II.          William S. Dodge: An Argument for Expanding the Alien Tort Statute

A.          “First Wave” ATS Claims

In Dodge’s 2001 paper, he argues for the expansion of the Alien Tort Statute to incorporate customary international law,[10] as opposed to restricting it to violations of the laws of nations under one of the three historical torts mentioned in Sosa: offenses against ambassadors, violation of safe conducts, and piracy.[11] He describes how U.S. courts have interpreted the ATS, beginning with the seminal Second Circuit case Filártiga v. Peña-Irala, decided in 1980.[12] In Filártiga, the Second Circuit recognized the right of foreign victims of international human rights violations to sue malfeasors in U.S. federal courts, even if the act took place extraterritorially, as long as the court had personal jurisdiction over the defendant.[13] Many legal scholars have called this the “first wave” of ATS claims.[14] During this period, courts saw foreign plaintiffs bring claims against individual foreign defendants.[15] Subsequently, the 1990s saw a “second wave” of ATS suits, with claims brought against large, multinational corporations who, due to their more easily accessible assets, proved to be much more attractive defendants.[16] These defendant corporations were typically accused of aiding and abetting foreign governments in violations of customary international law, such as forced labor, environmental torts, and “cultural genocide.”[17]
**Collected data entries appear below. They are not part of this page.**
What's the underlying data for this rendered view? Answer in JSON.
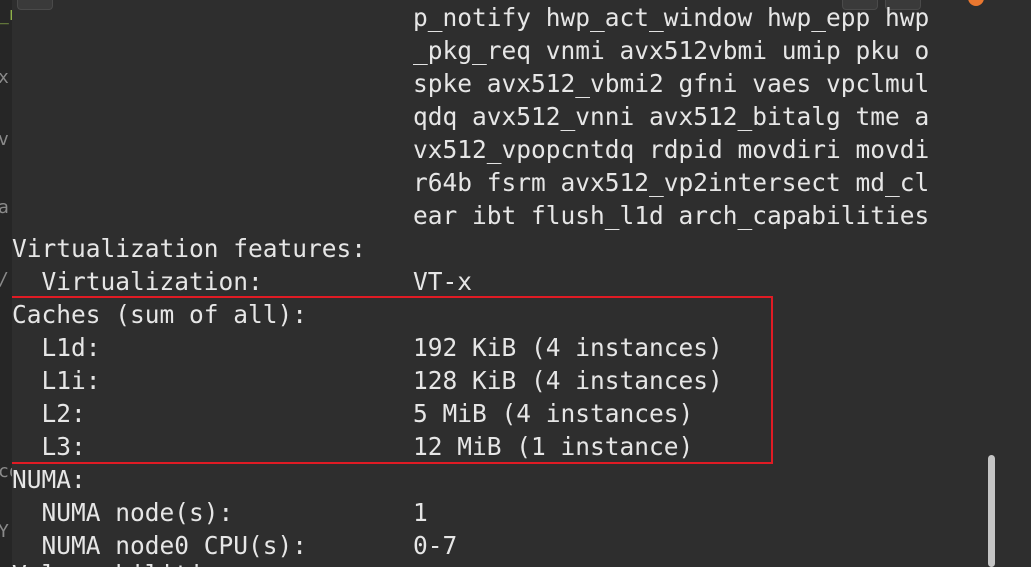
{
  "background_fragments": [
    {
      "text": "_n",
      "color": "#8fb24a"
    },
    {
      "text": "x",
      "color": "#8a8a8a"
    },
    {
      "text": "v",
      "color": "#8a8a8a"
    },
    {
      "text": "a",
      "color": "#8a8a8a"
    },
    {
      "text": "/",
      "color": "#8a8a8a"
    },
    {
      "text": "co",
      "color": "#8a8a8a"
    },
    {
      "text": "Y",
      "color": "#8a8a8a"
    }
  ],
  "flags_lines": [
    "p_notify hwp_act_window hwp_epp hwp",
    "_pkg_req vnmi avx512vbmi umip pku o",
    "spke avx512_vbmi2 gfni vaes vpclmul",
    "qdq avx512_vnni avx512_bitalg tme a",
    "vx512_vpopcntdq rdpid movdiri movdi",
    "r64b fsrm avx512_vp2intersect md_cl",
    "ear ibt flush_l1d arch_capabilities"
  ],
  "virtualization": {
    "heading": "Virtualization features:",
    "label": "  Virtualization:",
    "value": "VT-x"
  },
  "caches": {
    "heading": "Caches (sum of all):",
    "rows": [
      {
        "label": "  L1d:",
        "value": "192 KiB (4 instances)"
      },
      {
        "label": "  L1i:",
        "value": "128 KiB (4 instances)"
      },
      {
        "label": "  L2:",
        "value": "5 MiB (4 instances)"
      },
      {
        "label": "  L3:",
        "value": "12 MiB (1 instance)"
      }
    ]
  },
  "numa": {
    "heading": "NUMA:",
    "rows": [
      {
        "label": "  NUMA node(s):",
        "value": "1"
      },
      {
        "label": "  NUMA node0 CPU(s):",
        "value": "0-7"
      }
    ]
  },
  "cut_off_line": "Vulnerabilities:",
  "colors": {
    "highlight_border": "#e01b24",
    "text": "#e6e6e6",
    "terminal_bg": "#2e2e2e",
    "accent_dot": "#e9772f"
  }
}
B.          “Second Wave” ATS Claims

During the second wave, U.S.-based corporations found themselves increasingly subject to suit and, relying in part on the arguments made by academic critics of the statute, sought a “corporate defense bar,” or a judicial determination that the ATS did not authorize such suits.[18] This pressure, coupled with protests from foreign governments whose conduct was implicated in these lawsuits and increasing support for the corporate bar from the U.S. government, presented a challenge for foreign plaintiffs seeking to bring claims in U.S. courts.[19] In this context, U.S. courts began interpreting the ATS narrowly and restricting the grounds upon which plaintiffs could bring claims under the statute, particularly when their claims involved novel torts and defendants.[20] 

C.          Four Possible Standards for Interpreting ATS

Dodge lays outfour possible standards that courts could use to determine whether a tort violating the law of nations is actionable.[21] The first standard interprets the ATS as permitting federal courts to create new law.[22] To date, no court has taken this route. Indeed, the Court in Nestlé, relying on the holding in Sosa, announced that the ATS cannot be interpreted to permit the judicial creation of a cause of action that goes beyond one of the three historical torts (violations of safe conduct, infringement on the rights of ambassadors, and piracy), unless the plaintiff can prove violation of a norm that is “specific, universal, and obligatory” under international law, which would then permit courts to exercise judicial discretion to create a cause of action.[23]

The second standard involves courts interpreting the plain language of the statute to reach all torts that are in violation of the law of nations.[24] A court may identify such a violation by examining international state practice that is in place due to a “sense of legal obligation.”[25] The only court that has adopted this approach so far is the Eleventh Circuit in Abebe-Jira v. Negewo, which interpreted section 1350 of the statute as “requiring no more than an allegation of a violation of the law of nations.”[26] 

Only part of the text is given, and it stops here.